The spatial observer produces a IMapView of all the meshes that were created via the SpatialSurfaceiInfo class.  Spatial surface info stores the mesh id with a the necessary buffers. Unfortunately the buffers are already setup to the processed by the GPU which means we have to extract the data back into a vector format.  Each mesh needs to be translated and scaled to make it fit the original room size. While we're not interested in the scaling component at the moment, but we do need the translation matrix. Without the translation matrix, each mesh will be situated in a different world space causing things like the couch to float outside of the room. 

So how do we extract data from the buffer?  The buffer needs to be cast back to a SHORT4* array. The buffer data format is R16G16B16A16IntNormalized. Meaning the data is 2 bytes normalized from 0-255 where 255 is 1.0. 

Traversing the short4 array to create the vertex positions in Vector3 format:

for (int index = 0; index < vertexCount / stride; ++index)
      auto ss = rawVertexData;
      DirectX::XMFLOAT3 byteVec = DirectX::XMFLOAT3(

       (float)( ss->x/ 32767.0f), (float)(ss->y / 32767.0f), (float)(ss->z / 32767.0f)


As we process the data, we end up with a vector full of vertex position data. This data still needs to be translated by the mesh coordinate system but that is done in our update loop. Because the Camera Space can change and does change by the lense, we have to  reapply the world translations on each update, so a one time translations won't work in this case. To visualize the data, I created a diamond (very simplified sphere) and place one for each vertex position. The shader helps break up the amount of diamonds by providing a color scale based on Y value. This helps break up the numerous dots. 


First spatial mapping   SEcond

 Hey, we have walls and ceiling!  But where is the couch, the floor?  Good question. I see other artifacts as well, such as meshes outside of the room. Time to debug, We'll save that for part 2!  
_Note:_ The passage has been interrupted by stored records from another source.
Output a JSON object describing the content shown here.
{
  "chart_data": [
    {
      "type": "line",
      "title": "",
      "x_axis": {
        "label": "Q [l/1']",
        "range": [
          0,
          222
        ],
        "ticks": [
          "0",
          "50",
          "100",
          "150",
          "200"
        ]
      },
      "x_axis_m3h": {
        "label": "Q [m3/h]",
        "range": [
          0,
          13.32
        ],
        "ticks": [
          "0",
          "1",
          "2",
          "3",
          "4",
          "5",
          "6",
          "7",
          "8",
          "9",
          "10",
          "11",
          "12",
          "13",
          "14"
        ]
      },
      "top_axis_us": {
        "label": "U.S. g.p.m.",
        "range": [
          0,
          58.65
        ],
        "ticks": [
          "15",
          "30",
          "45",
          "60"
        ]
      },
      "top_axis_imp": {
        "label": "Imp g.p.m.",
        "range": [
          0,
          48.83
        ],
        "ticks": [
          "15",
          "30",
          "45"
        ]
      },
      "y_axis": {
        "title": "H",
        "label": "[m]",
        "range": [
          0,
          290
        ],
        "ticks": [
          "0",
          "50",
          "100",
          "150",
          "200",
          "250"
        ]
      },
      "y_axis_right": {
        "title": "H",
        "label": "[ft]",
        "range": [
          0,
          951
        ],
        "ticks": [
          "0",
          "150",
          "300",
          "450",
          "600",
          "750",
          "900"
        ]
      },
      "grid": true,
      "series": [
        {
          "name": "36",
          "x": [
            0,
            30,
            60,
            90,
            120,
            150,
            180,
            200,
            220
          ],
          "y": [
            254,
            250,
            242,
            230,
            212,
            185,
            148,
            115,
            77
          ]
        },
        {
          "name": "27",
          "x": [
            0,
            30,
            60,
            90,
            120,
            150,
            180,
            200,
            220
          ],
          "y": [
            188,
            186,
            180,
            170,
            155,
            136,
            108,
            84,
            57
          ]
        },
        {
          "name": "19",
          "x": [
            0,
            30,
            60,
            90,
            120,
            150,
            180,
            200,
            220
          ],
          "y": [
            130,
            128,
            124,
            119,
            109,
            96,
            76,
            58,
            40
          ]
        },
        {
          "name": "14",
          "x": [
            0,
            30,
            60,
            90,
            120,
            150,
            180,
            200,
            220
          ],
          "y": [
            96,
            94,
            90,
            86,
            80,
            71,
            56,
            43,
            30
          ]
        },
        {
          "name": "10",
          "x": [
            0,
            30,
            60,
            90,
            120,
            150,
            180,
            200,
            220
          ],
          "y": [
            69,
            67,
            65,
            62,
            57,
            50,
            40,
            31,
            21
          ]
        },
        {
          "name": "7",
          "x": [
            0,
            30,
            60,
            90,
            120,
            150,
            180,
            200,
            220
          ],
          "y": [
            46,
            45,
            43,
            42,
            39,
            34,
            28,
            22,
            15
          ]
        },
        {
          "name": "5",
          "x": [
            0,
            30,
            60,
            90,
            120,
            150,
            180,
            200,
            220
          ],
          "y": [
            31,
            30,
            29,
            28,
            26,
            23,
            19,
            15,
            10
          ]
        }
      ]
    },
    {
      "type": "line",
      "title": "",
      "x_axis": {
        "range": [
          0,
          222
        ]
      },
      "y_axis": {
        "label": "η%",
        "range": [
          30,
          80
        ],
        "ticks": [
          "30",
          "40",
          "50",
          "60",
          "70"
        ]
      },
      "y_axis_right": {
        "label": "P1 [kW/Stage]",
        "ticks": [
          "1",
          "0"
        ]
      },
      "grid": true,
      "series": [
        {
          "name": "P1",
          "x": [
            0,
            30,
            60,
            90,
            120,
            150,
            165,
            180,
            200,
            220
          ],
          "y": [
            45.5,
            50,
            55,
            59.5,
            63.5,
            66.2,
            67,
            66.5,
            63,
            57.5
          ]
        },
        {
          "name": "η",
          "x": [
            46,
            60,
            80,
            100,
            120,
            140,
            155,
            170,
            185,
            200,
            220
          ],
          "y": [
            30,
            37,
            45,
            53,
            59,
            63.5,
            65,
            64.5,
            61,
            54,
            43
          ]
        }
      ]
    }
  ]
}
So far a great start. We extracted the data and visualized the points. Hopefully soon we'll have correct alignment and we can begin creating a custom mesh based on the mapped out room. Keep tuned for the next section. Also, notice something? Tons of dots, (7,000 to be exact) and I'm not complaining about the performance?  Early optimization is bad but in this instance, instancing is necessary.  The HoloLens just can't handle too too many draw calls.  Instancing helps keep performance up with one draw call and an instance buffer. But I'll cover that a bit more later on along with stereo rendering and few other shader topics.